The two most important prerequisites for the development of atopic disorders such as asthma, hay fever, eczema or allergic rhinitis are allergen exposure followed by the generation of allergen-specific CD4+ Th2 cells. Once generated, effector Th2 cells secrete IL-4, IL-5 and IL-13, which in turn induce the production of allergen-specific IgE by B cells, the development and recruitment of eosinophils, smooth muscle contraction and mucus production. Degranulation of eosinophils and mast cells (via IgE cross-linking) are the two major factors leading to most clinical manifestations of allergic diseases (1). Although relatively much is known about the immunological processes leading to the development of atopy it is still not completely understood why only a minority of individuals which are exposed to allergens develop allergic disorders. Genetic factors clearly play a major role; however, the current dramatic increases in both the incidence and severity of atopic disorders cannot be explained by genetic factors alone.
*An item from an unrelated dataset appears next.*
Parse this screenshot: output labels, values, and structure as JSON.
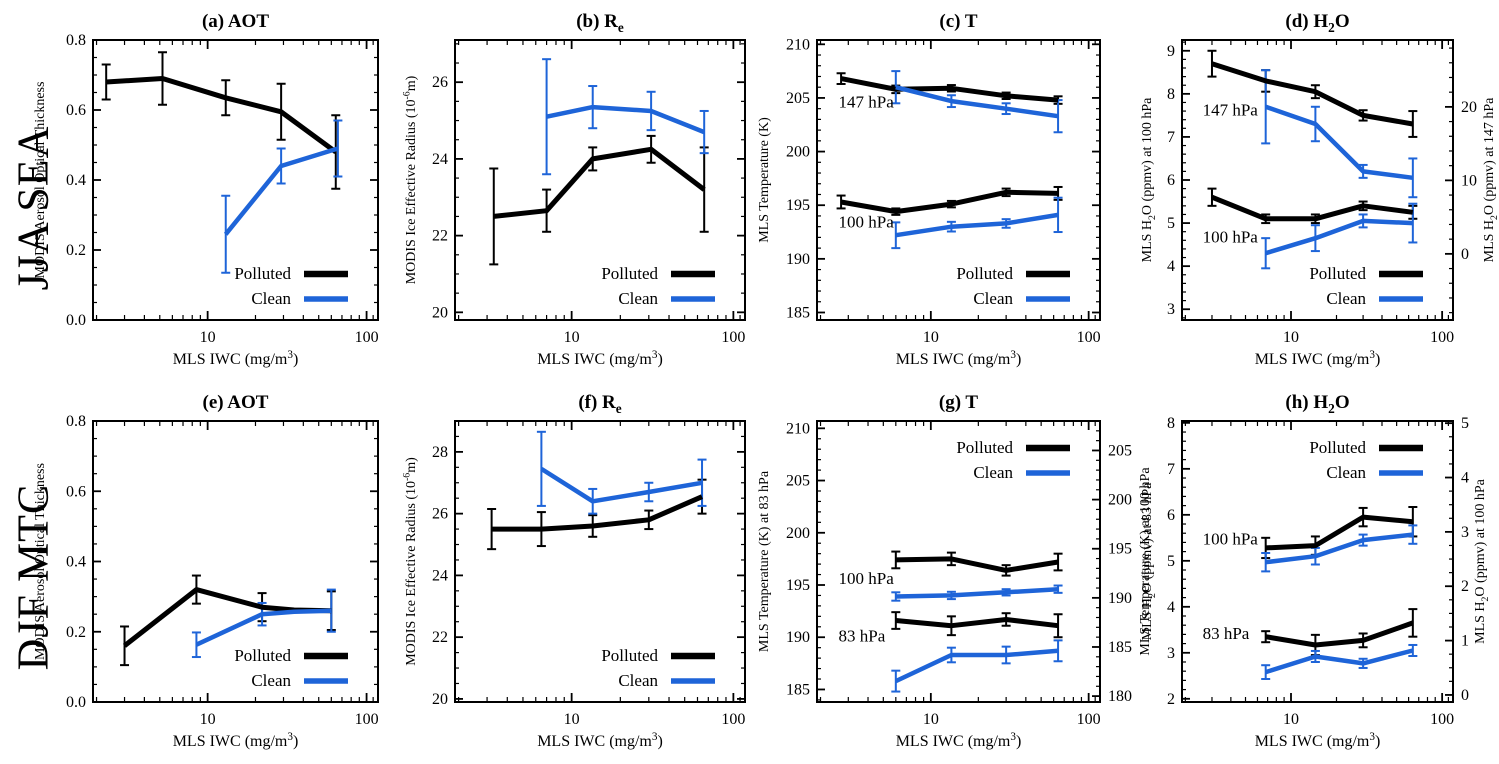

It has been proposed that environmental and not genetic factors are responsible for this development. In particular, childhood infections inducing Th1 responses have been directly associated with the inhibition of allergic Th2 responses (2). Other infectious diseases that might also have an impact on the development of atopic disorders are caused by helminths. In contrast to most other types of infections, helminths induce strong Th2-type responses. For this reason it could be expected that helminths promote allergic disorders through the induction of IL-4 leading to increased development of allergen-specific Th2 cells. Supporting this view are the findings that helminth infections directly induce airway eosinophilia and hyper-responsiveness in mice and that allergic manifestations occur more often in children seropositive for Toxocara or Ascaris than in seronegative children (38). However, numerous other epidemiological studies have found an inverse correlation between helminth infections and atopy, suggesting a possible protective effect of helminth infections on the development of atopy (913). Two mechanisms have been implicated to possibly mediate this effect. Firstly, the large amounts of polyclonal IgE induced by the helminth infection may saturate the number of Fc{epsilon} receptors on mast cells and thus interfere with the binding of allergen-specific IgE to the mast cells, resulting in the inhibition of allergen-mediated mast-cell degranulation (‘IgE blocking hypothesis’) (14). The findings that protective effects of helminth infections on allergic reactivity were associated with high levels of IgE in the serum supports this view (1518). However, a recent study found that the inverse association between the degree of infection with Schistosomes and positive skin-prick test was not associated with increased total serum IgE levels but with the amount of IL-10 present in the serum of the patients (11). This result has lead to the suggestion that IL-10 and/or transforming growth factor-ß secreted by antigen presenting cells (APCs) or T regulatory (Tr) cells in response to a chronic helminth infection directly interferes with allergic effector mechanisms by inhibiting mast cell degranulation or inhibiting Th2 cell proliferation (19).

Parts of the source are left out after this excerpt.